4. Il résulte de l'instruction, notamment du budget primitif de l'année 2020 de l'établissement public territorial Paris Ouest La Défense et, en particulier, des états de répartition de la taxe d'enlèvement des ordures ménagères qui y sont annexés, que le montant des dépenses réelles de fonctionnement et d'investissement exposées au titre du service d'enlèvement et d'élimination des déchets ménagers ou assimilés s'élevait à 64 359 608 euros, tandis que les recettes non fiscales s'élevaient pour leur part à 3 529 038 euros. Dès lors, les montants de dépenses relatives aux déchets ménagers ou assimilés non couvertes par des recettes non fiscales s'établissaient à 60 830 570 euros. La SA Bpce Lease Immo qui n'est pas fondée à remettre en cause l'authenticité des documents budgétaires utilisés par l'administration dès lors qu'ils ont été visés par le service du contrôle de légalité de la préfecture des Hauts-de-Seine et qui ne saurait utilement invoquer les données issues du rapport annuel sur la gestion des déchets retraçant l'exécution du budget 2020, ne conteste, ni dans leur principe ni dans leur montant, les données ainsi recueillies desquelles il ressort que le produit attendu de la taxe d'enlèvement des ordures ménagères, soit 60 559 809 €, n'excédait pas le montant des dépenses que cette taxe a vocation à couvrir. Il suit de là que le taux de la taxe ne peut pas être regardé comme manifestement disproportionné.

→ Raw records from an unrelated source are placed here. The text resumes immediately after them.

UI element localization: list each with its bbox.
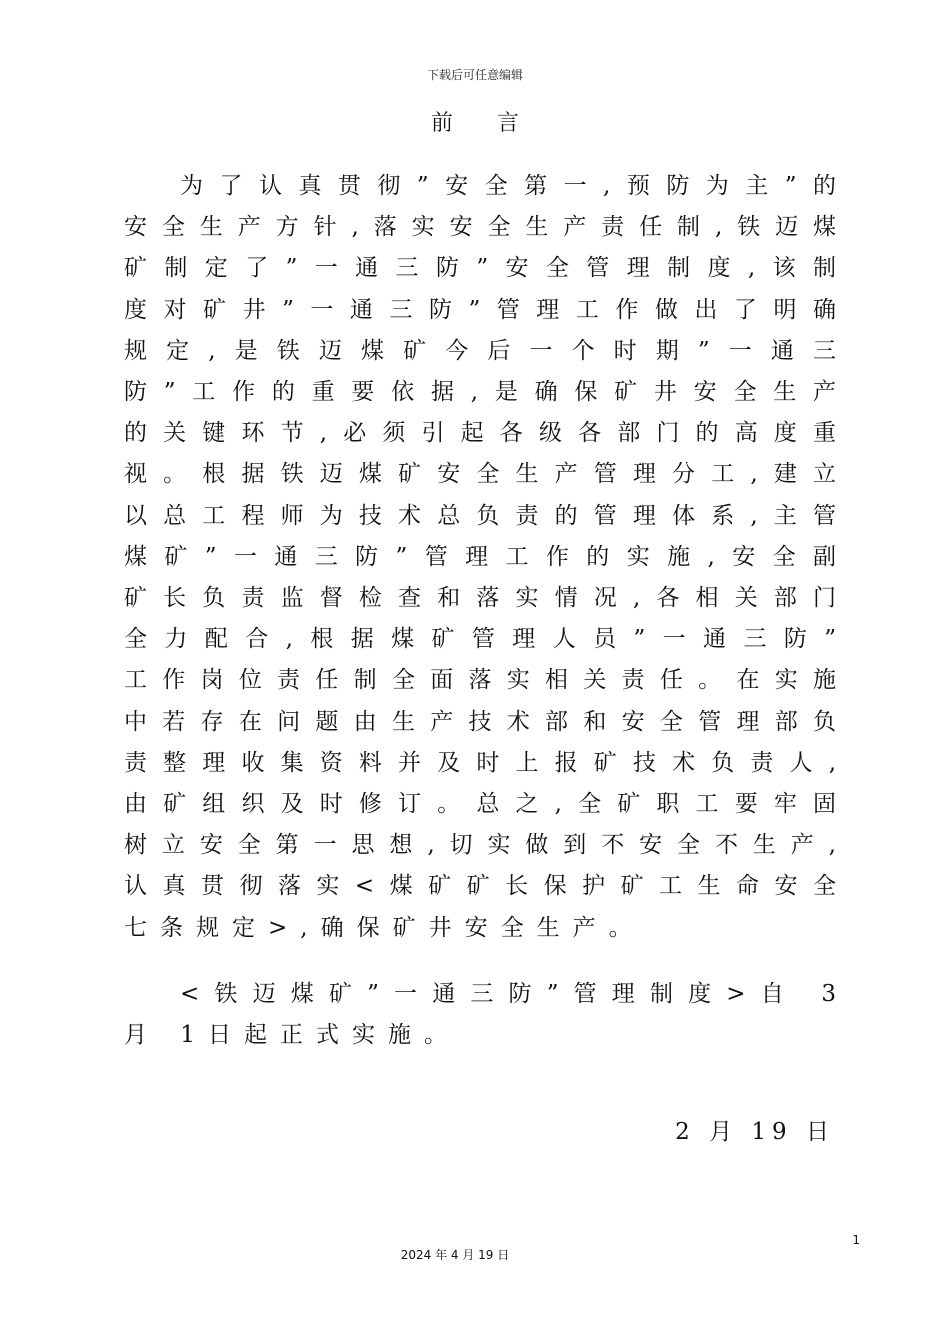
paragraph-line: 防”工作的重要依据,是确保矿井安全生产 [124, 379, 836, 406]
paragraph-line: 全力配合,根据煤矿管理人员”一通三防” [124, 626, 836, 653]
paragraph-line: 中若存在问题由生产技术部和安全管理部负 [124, 708, 836, 735]
paragraph-line: <铁迈煤矿”一通三防”管理制度>自 3 [180, 981, 836, 1007]
paragraph-line: 煤矿”一通三防”管理工作的实施,安全副 [124, 543, 836, 570]
footer-date: 2024 年 4 月 19 日 [400, 1248, 510, 1262]
paragraph-line: 矿长负责监督检查和落实情况,各相关部门 [124, 585, 836, 612]
paragraph-line: 责整理收集资料并及时上报矿技术负责人, [124, 749, 836, 776]
paragraph-line: 认真贯彻落实<煤矿矿长保护矿工生命安全 [124, 873, 836, 900]
preface-paragraph [124, 166, 836, 949]
paragraph-line: 七条规定>,确保矿井安全生产。 [124, 914, 645, 941]
paragraph-line: 为了认真贯彻”安全第一,预防为主”的 [180, 173, 836, 199]
paragraph-line: 以总工程师为技术总负责的管理体系,主管 [124, 502, 836, 529]
paragraph-line: 工作岗位责任制全面落实相关责任。在实施 [124, 667, 836, 694]
paragraph-line: 树立安全第一思想,切实做到不安全不生产, [124, 832, 836, 859]
signature-date: 2 月 19 日 [675, 1119, 835, 1145]
paragraph-line: 月 1日起正式实施。 [124, 1022, 460, 1049]
page-number: 1 [852, 1233, 860, 1247]
paragraph-line: 规定,是铁迈煤矿今后一个时期”一通三 [124, 337, 836, 364]
header-note: 下载后可任意编辑 [426, 68, 523, 82]
paragraph-line: 由矿组织及时修订。总之,全矿职工要牢固 [124, 791, 836, 818]
paragraph-line: 安全生产方针,落实安全生产责任制,铁迈煤 [124, 214, 836, 241]
effective-date-paragraph [124, 974, 836, 1056]
paragraph-line: 矿制定了”一通三防”安全管理制度,该制 [124, 255, 836, 282]
paragraph-line: 的关键环节,必须引起各级各部门的高度重 [124, 420, 836, 447]
paragraph-line: 视。根据铁迈煤矿安全生产管理分工,建立 [124, 461, 836, 488]
paragraph-line: 度对矿井”一通三防”管理工作做出了明确 [124, 296, 836, 323]
document-title: 前言 [430, 111, 563, 136]
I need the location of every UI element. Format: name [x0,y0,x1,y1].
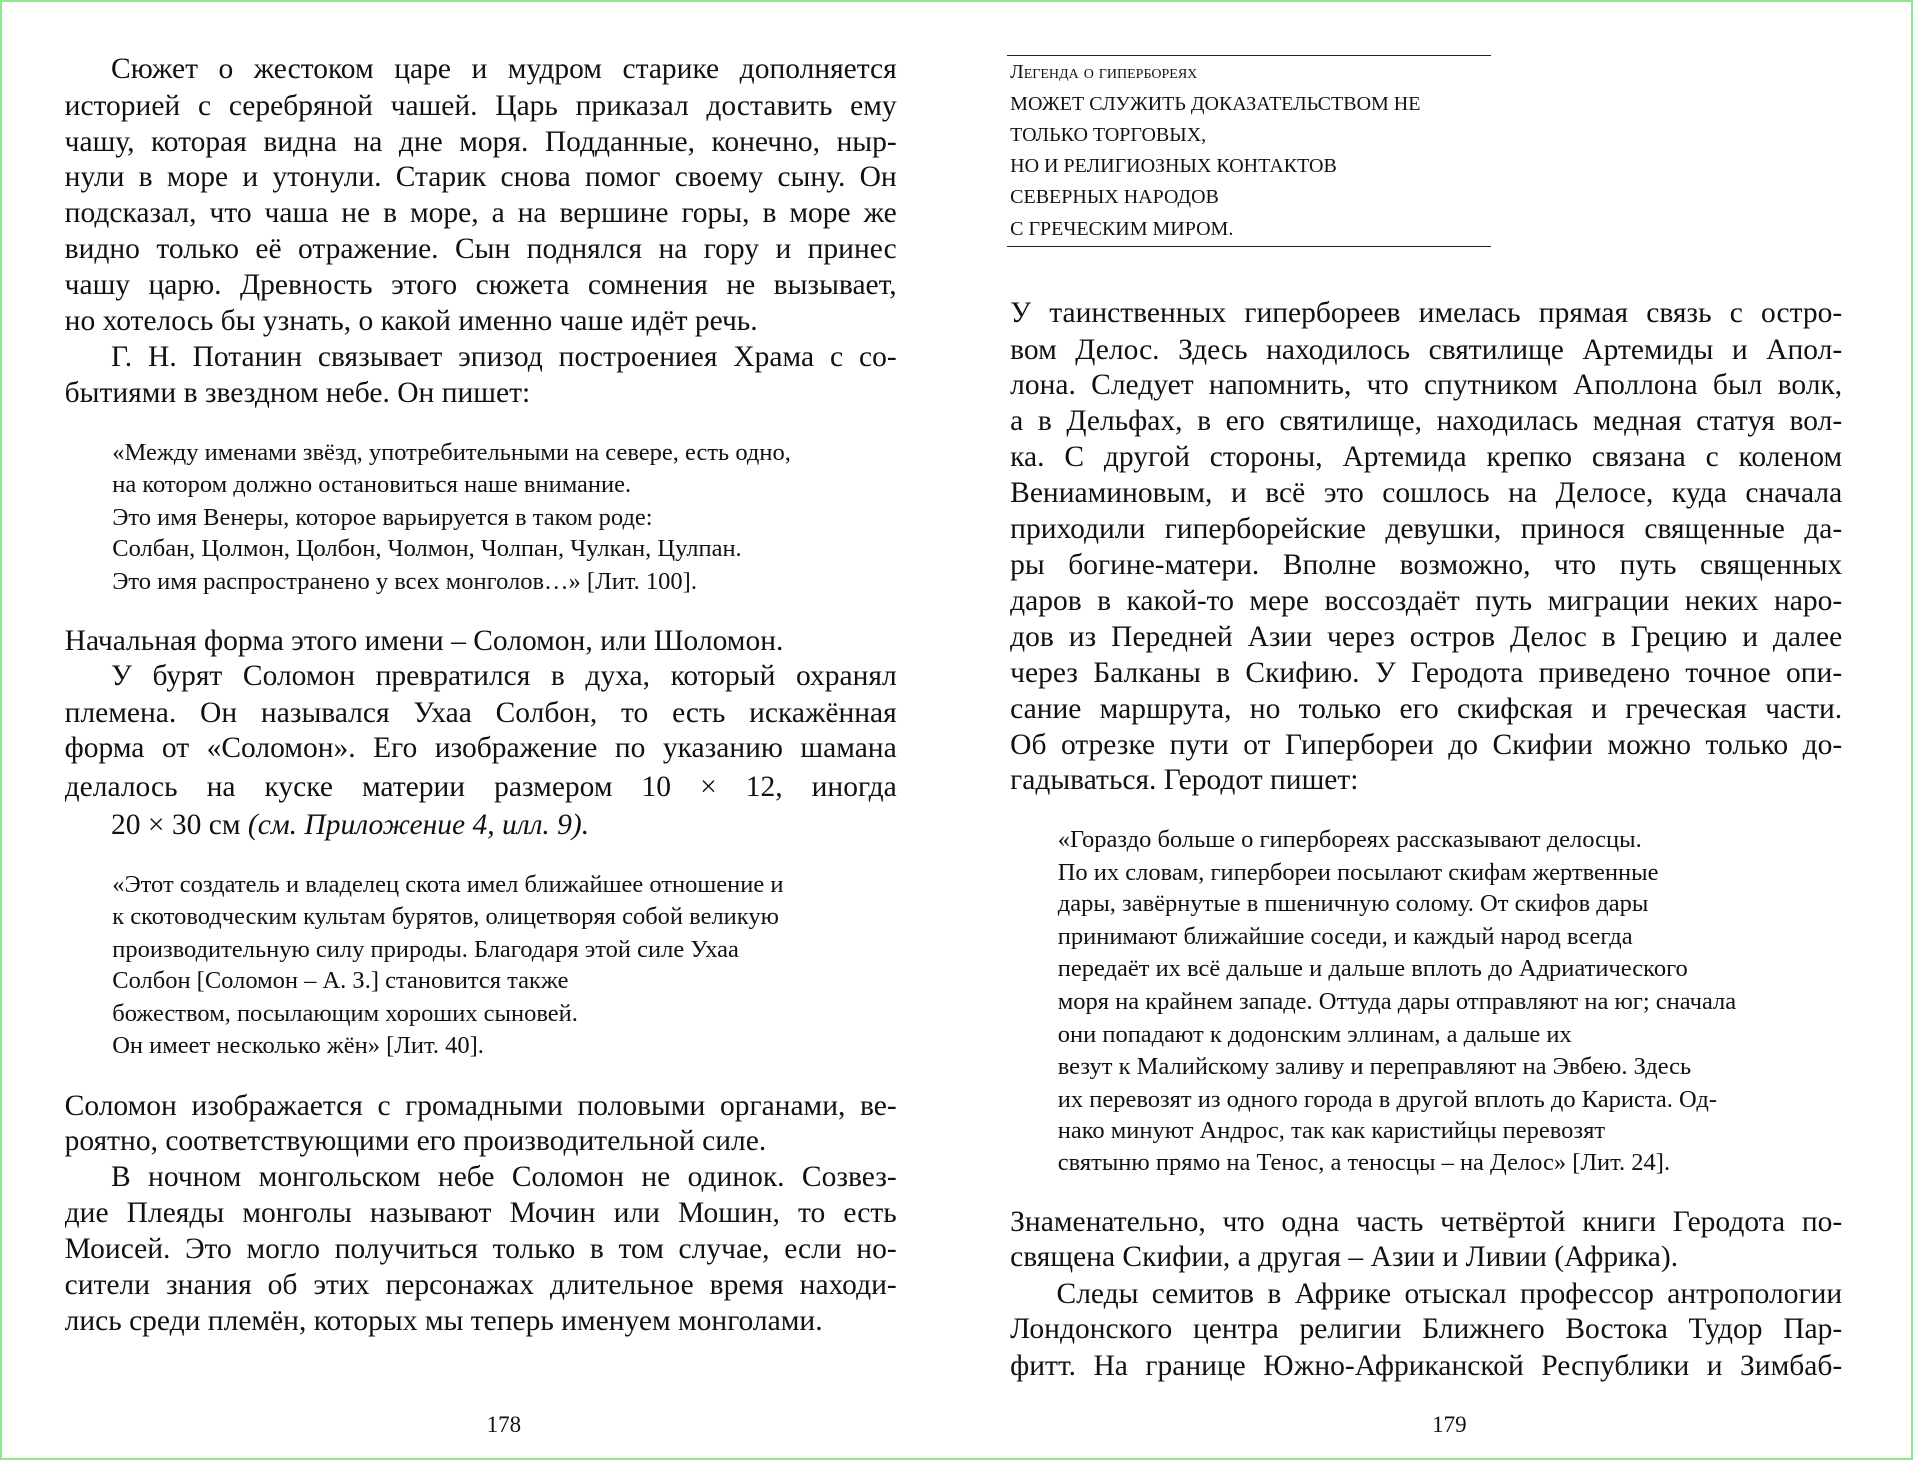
callout-line: ТОЛЬКО ТОРГОВЫХ, [1010,123,1207,146]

5. Il résulte de ce qui précède que les conclusions en décharge présentées par la SA Bpce Lease Immo et, par voie de conséquence, celles tendant à l'application des dispositions de l'article L. 761-1 du code de justice administrative, ne peuvent qu'être rejetées.
D E C I D E :
Article 1 : La requête de SA Bpce Lease Immo est rejetée.
Article 2 : Le présent jugement sera notifié à la SA Bpce Lease Immo et au directeur départemental des finances publiques du Val-d'Oise.
Rendu public par mise à disposition au greffe le 31 octobre 2023.
Le magistrat désigné,
signé
C. HUON La greffière,
signé
A TAINSA
La République mande et ordonne au ministre de l'économie, des finances et de la souveraineté industrielle et numérique en ce qui le concerne ou à tous commissaires de justice à ce requis en ce qui concerne les voies de droit commun contre les parties privées, de pourvoir à l'exécution de la présente décision.